UNIVERSAL CHARACTER OF THE LAW BY Judaism

I.

The testimony of Philo.

In everything we said earlier about the identity of divine and human laws, the universal character that Judaism assigns to the Act in the organization of humanity is already in a manner so striking that no one would deny the existence of this grand design, it just might be objected that either inconsistent or national prejudice, it shrinks when you move to the principle and because it lies at the point of becoming a purely Jewish .

Such a contradiction is unlikely and if we could give evidence, we would still have every reason to believe is simply the surface and does not reach the very bottom, the intimate nature of the doctrine. But there is no contradiction. The truth is that if the sublime heights to which we were raised in Judaism, the Torah encompasses all of creation, the whole being, God himself, it is inevitably circumscribed by becoming the law of the man, but without losing, even in this lower level, universality, since it extends to the most remote terminals that includes the notion of humanity. For if with respect to the creation, man's law is like the inside of the universe becomes conscious of itself, when it settles on the contrary the relations between species and individuals, who are the problem fundamental human law, it becomes revelation [1] the type and the specific law [2]. Such a definition clearly implies the idea that it is essentially human, it has no other goal than the formation of man and only his faithful observers are truly worthy of being called by that name, so that he who communicates itself bears the title of ideal man and divine.

The testimonies of biblical and rabbinic sources appear in droves, but Philo's words seem to have special importance after the Bible and some of the writings of Rabbis, they paint the attitude that Judaism took, even before the advent of Christianity, turning to the Gentiles, and therefore its purpose and its action on the conversion of the Gentiles.

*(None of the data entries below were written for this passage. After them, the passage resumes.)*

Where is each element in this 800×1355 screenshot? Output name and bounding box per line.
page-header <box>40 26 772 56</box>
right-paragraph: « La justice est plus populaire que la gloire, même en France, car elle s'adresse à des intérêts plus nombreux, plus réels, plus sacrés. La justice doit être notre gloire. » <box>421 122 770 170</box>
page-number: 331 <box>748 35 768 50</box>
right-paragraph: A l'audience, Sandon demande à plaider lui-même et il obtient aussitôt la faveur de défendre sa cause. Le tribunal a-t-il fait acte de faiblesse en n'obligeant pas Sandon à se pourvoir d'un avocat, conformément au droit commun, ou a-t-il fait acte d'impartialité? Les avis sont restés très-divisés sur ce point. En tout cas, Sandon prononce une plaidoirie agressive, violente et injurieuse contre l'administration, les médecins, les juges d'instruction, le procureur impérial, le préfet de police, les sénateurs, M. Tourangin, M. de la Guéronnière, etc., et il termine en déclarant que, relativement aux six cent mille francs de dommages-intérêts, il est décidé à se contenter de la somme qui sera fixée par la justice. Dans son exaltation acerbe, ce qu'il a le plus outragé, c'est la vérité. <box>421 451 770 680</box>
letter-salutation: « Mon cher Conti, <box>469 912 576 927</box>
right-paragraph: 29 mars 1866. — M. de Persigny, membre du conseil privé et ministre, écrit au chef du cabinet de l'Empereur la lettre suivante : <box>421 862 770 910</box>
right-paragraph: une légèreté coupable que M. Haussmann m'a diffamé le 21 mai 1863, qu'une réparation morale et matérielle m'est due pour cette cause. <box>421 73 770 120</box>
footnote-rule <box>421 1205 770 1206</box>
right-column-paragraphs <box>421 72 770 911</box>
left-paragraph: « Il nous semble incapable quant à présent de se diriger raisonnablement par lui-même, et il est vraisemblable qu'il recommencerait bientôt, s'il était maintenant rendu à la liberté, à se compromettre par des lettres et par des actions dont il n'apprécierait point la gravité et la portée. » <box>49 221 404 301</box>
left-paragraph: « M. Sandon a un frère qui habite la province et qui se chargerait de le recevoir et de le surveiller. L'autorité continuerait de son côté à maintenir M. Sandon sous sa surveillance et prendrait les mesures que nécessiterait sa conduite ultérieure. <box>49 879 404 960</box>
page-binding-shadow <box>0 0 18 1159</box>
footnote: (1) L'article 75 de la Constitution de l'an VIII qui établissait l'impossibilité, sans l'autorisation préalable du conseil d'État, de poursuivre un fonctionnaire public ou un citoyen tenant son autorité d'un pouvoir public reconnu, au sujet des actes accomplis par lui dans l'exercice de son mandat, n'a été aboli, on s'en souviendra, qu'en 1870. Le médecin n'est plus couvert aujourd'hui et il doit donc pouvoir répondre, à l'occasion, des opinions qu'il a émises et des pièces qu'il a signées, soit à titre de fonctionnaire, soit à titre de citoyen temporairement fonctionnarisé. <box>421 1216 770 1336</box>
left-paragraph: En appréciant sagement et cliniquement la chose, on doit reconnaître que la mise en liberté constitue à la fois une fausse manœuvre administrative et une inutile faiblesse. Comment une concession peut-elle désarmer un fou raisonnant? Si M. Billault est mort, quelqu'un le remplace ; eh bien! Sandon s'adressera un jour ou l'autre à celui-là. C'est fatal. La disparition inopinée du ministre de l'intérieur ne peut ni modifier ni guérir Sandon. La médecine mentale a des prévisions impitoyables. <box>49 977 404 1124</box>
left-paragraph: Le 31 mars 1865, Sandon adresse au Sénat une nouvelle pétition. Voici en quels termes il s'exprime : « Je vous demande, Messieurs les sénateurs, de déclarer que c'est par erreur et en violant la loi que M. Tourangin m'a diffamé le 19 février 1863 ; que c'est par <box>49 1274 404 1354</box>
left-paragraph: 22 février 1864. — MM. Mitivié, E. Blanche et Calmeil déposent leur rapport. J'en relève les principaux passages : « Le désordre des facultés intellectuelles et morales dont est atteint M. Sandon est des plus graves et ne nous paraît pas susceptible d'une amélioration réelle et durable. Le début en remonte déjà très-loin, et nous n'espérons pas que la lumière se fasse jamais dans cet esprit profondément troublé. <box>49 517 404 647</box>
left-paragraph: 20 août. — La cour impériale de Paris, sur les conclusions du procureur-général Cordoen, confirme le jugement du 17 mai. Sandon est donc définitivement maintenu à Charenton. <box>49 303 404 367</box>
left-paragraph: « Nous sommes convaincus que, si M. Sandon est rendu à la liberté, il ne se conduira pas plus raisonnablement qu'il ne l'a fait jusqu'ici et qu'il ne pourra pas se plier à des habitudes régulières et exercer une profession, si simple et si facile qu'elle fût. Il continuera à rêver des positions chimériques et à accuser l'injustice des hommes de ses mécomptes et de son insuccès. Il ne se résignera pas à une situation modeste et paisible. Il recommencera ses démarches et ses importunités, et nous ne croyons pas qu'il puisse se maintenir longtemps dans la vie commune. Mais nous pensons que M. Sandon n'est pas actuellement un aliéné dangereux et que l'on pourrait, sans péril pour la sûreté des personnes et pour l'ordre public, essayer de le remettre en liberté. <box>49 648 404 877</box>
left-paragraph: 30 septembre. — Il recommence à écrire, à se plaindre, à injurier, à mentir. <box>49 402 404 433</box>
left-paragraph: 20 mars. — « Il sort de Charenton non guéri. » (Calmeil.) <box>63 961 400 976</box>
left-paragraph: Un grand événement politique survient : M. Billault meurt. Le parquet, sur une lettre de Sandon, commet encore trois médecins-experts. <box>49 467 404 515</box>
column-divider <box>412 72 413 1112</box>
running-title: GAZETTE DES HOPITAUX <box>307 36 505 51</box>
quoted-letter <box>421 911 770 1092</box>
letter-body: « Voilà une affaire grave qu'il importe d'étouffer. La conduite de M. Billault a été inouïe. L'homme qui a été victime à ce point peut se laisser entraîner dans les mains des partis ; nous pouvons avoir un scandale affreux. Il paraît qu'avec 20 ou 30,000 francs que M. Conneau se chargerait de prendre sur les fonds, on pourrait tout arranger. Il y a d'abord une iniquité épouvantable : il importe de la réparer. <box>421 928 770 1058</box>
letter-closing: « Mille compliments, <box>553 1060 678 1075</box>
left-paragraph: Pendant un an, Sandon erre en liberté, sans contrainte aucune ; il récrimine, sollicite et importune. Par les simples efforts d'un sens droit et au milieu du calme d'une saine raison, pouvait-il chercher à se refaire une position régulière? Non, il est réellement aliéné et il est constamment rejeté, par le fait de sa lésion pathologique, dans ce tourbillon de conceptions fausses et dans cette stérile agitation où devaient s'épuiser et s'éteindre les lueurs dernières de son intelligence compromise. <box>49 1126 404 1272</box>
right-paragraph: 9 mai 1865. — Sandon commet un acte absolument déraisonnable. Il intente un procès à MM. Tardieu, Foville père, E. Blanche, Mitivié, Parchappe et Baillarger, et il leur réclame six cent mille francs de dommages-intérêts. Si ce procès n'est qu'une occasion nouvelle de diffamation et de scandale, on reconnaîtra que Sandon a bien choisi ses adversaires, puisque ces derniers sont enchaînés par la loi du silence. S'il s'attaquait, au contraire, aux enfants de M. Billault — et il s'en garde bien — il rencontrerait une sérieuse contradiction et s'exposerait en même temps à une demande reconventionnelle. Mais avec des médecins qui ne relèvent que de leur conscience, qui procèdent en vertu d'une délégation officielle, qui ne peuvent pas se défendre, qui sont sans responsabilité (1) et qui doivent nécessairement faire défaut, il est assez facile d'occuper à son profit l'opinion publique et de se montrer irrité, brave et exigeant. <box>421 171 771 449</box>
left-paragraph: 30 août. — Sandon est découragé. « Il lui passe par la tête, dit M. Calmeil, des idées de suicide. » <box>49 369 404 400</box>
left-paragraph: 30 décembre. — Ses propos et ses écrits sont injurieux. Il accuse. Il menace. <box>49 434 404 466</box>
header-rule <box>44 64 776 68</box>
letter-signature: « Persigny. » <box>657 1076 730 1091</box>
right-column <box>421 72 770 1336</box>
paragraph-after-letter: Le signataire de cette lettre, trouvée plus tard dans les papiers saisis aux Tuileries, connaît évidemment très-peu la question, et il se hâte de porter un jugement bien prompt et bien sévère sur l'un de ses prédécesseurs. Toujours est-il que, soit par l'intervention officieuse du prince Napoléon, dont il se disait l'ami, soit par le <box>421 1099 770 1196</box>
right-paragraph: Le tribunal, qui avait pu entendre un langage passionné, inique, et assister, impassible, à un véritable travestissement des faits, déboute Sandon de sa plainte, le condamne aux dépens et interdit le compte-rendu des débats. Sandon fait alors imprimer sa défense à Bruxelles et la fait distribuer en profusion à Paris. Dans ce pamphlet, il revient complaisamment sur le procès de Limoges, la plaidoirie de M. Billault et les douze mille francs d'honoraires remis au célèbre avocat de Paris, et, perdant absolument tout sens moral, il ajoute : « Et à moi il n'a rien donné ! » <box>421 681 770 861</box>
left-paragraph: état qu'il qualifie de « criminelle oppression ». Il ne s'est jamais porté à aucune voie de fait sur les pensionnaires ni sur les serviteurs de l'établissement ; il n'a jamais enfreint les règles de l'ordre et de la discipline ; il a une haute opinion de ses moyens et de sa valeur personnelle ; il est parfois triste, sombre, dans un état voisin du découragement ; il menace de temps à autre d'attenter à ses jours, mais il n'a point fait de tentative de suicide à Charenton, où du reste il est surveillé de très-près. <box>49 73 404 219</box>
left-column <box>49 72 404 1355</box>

Compared to similar conceptions of Scripture and Doctors, they offer with each other and so that full compliance is impossible to see a clever tactic to attract the sympathy of the Gentiles, so have we selected to serve as an introduction to what we say about this capital issue. This is what Philo says in his Life of Moses, the Mosaic law specifically between those of the Gentiles: "Our law is very different. She urges everyone to behave as it should: the Barbarians and Greeks, inhabitants of the continent and islands of the East and West, those of Europe and of Asia in a word all the inhabited earth to the ends most distant. "

Philo was probably here for, not the law of Moses as a particular code of the Jews, but this universal religion that Judaism possesses and the Mosaic is itself a special appearance. Faithful to the doctrines that we find in Palestine, he believes that religion is the common heritage of mankind and therefore all are called to observe. In this sense he also repeated elsewhere also proclaimed that the Palestinian rabbis, that philosophy, teaching monotheism, taught Judaism. The doctors said in effect that "whoever rejects polytheism deserves the name of Jew" is still that "he who abjure idolatry had confessed the same time all the law" in [3] [4] The Alexandrian philosopher, who was the interpreter and the teaching of Rabbis, would later be echoed itself in the person of Tertullian, when he it says of Socrates and Plato being fair, they were naturally Christians.


References

  1. Page 433
  2. V. the philosophical-religious creed of the author, 1 <super> th </super> Vol. of teologia in fine.